2024 supernatural horror film

Blackwater Lane is a 2024 American supernatural horror film directed by Jeff Celentano and written by Elizabeth Fowler, based on the 2017 novel The Breakdown by B.A. Paris. The film stars Minka Kelly, Maggie Grace, and Dermot Mulroney.

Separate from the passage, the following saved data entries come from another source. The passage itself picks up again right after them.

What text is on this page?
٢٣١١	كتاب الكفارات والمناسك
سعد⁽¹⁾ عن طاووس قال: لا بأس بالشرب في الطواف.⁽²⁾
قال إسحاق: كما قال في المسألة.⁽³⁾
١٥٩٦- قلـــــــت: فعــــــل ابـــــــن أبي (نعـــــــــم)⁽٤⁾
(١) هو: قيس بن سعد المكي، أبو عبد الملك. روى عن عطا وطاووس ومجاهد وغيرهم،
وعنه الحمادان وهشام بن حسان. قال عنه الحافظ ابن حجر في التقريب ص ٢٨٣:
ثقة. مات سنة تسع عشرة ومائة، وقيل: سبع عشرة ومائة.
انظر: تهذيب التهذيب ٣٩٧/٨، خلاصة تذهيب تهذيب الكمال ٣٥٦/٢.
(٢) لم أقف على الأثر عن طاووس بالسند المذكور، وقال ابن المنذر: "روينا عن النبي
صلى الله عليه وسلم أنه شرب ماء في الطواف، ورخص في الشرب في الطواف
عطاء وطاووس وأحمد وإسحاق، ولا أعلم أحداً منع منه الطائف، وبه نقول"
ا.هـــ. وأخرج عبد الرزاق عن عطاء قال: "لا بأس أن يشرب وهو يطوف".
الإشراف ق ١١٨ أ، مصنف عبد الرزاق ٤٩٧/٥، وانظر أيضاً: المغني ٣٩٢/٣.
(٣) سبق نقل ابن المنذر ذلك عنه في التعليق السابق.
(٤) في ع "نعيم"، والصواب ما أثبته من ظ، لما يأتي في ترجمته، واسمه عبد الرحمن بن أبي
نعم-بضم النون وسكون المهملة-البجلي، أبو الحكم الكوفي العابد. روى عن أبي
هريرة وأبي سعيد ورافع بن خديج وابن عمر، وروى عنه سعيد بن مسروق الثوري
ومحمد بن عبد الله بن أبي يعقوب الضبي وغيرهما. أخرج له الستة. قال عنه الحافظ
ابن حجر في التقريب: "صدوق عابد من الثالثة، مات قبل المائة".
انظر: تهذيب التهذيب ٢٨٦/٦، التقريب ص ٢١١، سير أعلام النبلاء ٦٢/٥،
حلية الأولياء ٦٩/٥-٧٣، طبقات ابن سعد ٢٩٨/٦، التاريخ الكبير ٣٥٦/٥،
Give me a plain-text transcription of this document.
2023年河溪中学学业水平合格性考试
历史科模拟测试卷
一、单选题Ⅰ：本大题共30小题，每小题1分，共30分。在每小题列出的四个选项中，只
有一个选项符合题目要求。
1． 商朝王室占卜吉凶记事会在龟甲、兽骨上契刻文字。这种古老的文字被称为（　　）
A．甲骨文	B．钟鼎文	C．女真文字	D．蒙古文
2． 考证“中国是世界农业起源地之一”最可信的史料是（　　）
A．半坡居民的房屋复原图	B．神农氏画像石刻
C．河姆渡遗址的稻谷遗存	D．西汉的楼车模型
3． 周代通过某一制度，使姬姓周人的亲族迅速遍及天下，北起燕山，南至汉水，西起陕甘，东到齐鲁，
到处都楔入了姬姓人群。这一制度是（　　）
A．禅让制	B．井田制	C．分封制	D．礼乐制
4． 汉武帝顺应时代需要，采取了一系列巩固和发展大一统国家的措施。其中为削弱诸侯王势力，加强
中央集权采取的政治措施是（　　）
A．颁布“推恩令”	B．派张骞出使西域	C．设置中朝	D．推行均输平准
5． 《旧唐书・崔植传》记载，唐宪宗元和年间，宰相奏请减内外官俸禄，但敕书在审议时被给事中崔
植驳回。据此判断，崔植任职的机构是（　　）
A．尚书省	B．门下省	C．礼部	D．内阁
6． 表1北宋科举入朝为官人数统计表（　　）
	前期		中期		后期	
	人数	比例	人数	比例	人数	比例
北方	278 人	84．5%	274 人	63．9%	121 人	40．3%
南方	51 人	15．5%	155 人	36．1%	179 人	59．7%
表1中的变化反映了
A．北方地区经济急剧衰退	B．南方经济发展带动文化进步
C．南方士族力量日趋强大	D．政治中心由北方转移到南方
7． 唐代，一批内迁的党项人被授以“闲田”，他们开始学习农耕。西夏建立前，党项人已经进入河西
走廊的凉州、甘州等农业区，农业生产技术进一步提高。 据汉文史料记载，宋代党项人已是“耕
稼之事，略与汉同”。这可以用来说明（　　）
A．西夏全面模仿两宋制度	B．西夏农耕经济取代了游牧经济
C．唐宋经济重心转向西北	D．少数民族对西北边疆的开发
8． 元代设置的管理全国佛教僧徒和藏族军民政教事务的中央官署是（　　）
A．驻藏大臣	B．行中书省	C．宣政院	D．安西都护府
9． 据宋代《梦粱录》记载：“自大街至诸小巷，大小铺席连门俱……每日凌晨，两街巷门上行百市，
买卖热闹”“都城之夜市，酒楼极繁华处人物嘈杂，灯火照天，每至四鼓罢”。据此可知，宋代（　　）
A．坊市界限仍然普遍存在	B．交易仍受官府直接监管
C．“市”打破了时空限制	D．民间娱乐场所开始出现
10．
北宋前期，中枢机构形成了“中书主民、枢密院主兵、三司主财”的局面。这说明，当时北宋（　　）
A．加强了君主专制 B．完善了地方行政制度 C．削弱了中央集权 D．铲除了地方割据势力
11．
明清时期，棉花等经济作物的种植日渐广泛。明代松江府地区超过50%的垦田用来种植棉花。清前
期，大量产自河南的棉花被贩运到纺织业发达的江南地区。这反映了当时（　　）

The film was released theatrically in the United States and on demand by Lionsgate Films on June 21, 2024.

==Plot==
Cass, a teacher, is driving home on a country road on a rainy and foggy night. At a certain point, she sees a broken-down car on the side of the road and thinks she saw a woman inside it.
She does not stop, but the next day she finds out that the woman in the car was one she knew and who has been murdered.
Cass is distraught and begins to experience strange visions and memory lapses and starts feeling unsafe in the large medieval mansion where she lives with her husband.

==Cast==
- Minka Kelly as Cassandra "Cass" Anderson
- Maggie Grace as Rachel
- Dermot Mulroney as Matthew Anderson
- Natalie Simpson as DC Lawson
- Kris Johnson as Alex Walters
- Edward Baker-Duly as Dr. Deakins
- Pandora Clifford as Susie
- Henry William Galpin as Cafe Waiter
- Mike Ray as Teacher
- Alan Calton as John Collins
- Judah Cousin as Andrew
- Sally Blouet as Jane Walters

==Production==
In October 2022, it was announced that Minka Kelly, Dermot Mulroney, and Maggie Grace were set to star in Blackwater Lane.

Also in October, it was announced that filming had begun in Suffolk, England.

==Release==
Blackwater Lane was released theatrically and on demand on June 21, 2024.

===Critical reception===
On the review aggregator website Rotten Tomatoes, 10% of 20 critics' reviews are positive.